Premium
Hereditary spastic paraplegia in Western Norway
Author(s) -
Skre H.
Publication year - 1974
Publication title -
clinical genetics
Language(s) - English
Resource type - Journals
SCImago Journal Rank - 1.543
H-Index - 102
eISSN - 1399-0004
pISSN - 0009-9163
DOI - 10.1111/j.1399-0004.1974.tb00647.x
Subject(s) - consanguinity , hereditary spastic paraplegia , population , spastic , autosomal recessive trait , medicine , biology , genetics , gene , cerebral palsy , phenotype , psychiatry , environmental health
In Western Norway, two types of hereditary spastic paraplegia (HSP) were found: one type segregating as an autosomal dominant, and the other type behaving as an autosomal recessive trait.
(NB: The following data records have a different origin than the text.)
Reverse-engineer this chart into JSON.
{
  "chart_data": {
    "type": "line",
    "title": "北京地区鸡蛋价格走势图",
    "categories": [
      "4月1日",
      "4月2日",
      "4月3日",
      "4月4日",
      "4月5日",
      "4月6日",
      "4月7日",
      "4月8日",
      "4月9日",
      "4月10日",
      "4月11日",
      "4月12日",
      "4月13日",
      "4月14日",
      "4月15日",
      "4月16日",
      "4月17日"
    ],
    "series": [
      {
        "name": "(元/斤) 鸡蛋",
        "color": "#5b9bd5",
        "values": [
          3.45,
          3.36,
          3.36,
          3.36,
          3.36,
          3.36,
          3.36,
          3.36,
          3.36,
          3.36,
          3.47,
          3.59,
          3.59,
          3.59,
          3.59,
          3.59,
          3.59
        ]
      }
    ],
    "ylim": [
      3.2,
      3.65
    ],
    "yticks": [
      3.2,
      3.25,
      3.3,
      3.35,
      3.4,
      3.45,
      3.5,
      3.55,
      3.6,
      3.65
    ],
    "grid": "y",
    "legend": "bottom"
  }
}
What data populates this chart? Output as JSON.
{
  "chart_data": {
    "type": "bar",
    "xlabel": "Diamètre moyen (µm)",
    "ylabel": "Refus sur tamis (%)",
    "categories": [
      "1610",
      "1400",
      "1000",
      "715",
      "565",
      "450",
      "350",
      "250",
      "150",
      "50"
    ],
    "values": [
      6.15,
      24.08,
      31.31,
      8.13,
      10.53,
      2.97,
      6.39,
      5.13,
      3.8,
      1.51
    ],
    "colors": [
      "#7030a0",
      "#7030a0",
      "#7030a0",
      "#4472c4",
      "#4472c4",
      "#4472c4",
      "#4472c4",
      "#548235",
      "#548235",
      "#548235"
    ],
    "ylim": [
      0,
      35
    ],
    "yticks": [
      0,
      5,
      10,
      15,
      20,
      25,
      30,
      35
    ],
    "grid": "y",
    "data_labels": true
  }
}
Within the last category, an infantile type might be defined, with more marked CNS affection than usual (dementia, epilepsy, cerebellar signs). In two of five families with autosomal recessive HSP, retinitis pigmentosa was found in the affected persons. Muscular atrophy was frequently found in both types of HSP, but was more pronounced in the recessive form. Cerebellar signs and cerebral/mental dysfunction also occurred relatively frequently in recessive cases. In three kindreds where HSP segregated as a dominant trait, 38 family members were examined. Of these, 23 were affected, four had unspecific neuropathy (Un), and 11 were unaffected. In five families where HSP behaved as a recessive trait, 61 family members were examined. Eleven were affected, 19 had Un, and 31 were unaffected. In the diagnosis of Un, a score system was used recording all types of neurological sign. The scores were corrected for age and sex differences based on findings in a normal population. Estimated prevalence in the area studied was 12/100,000 for autosomal dominant HSP and 2/100,000 for autosomal recessive HSP. There was a high consanguinity rate in the recessive families, so the prevalence here does not reflect the general gene frequency, which was estimated to be 1 · 2.10‐ 4 (9.7.10‐ 5 in dominant HSP). The distribution of Un in HSP families suggested different etiologies. Ratios in the recessive HSP families indicated Un to be a heterozygous manifestation. The prevalence in dominant families fitted the hypothesis that Un occurs here as a polygenic trait. Clinical differences in Un also supported these conclusions.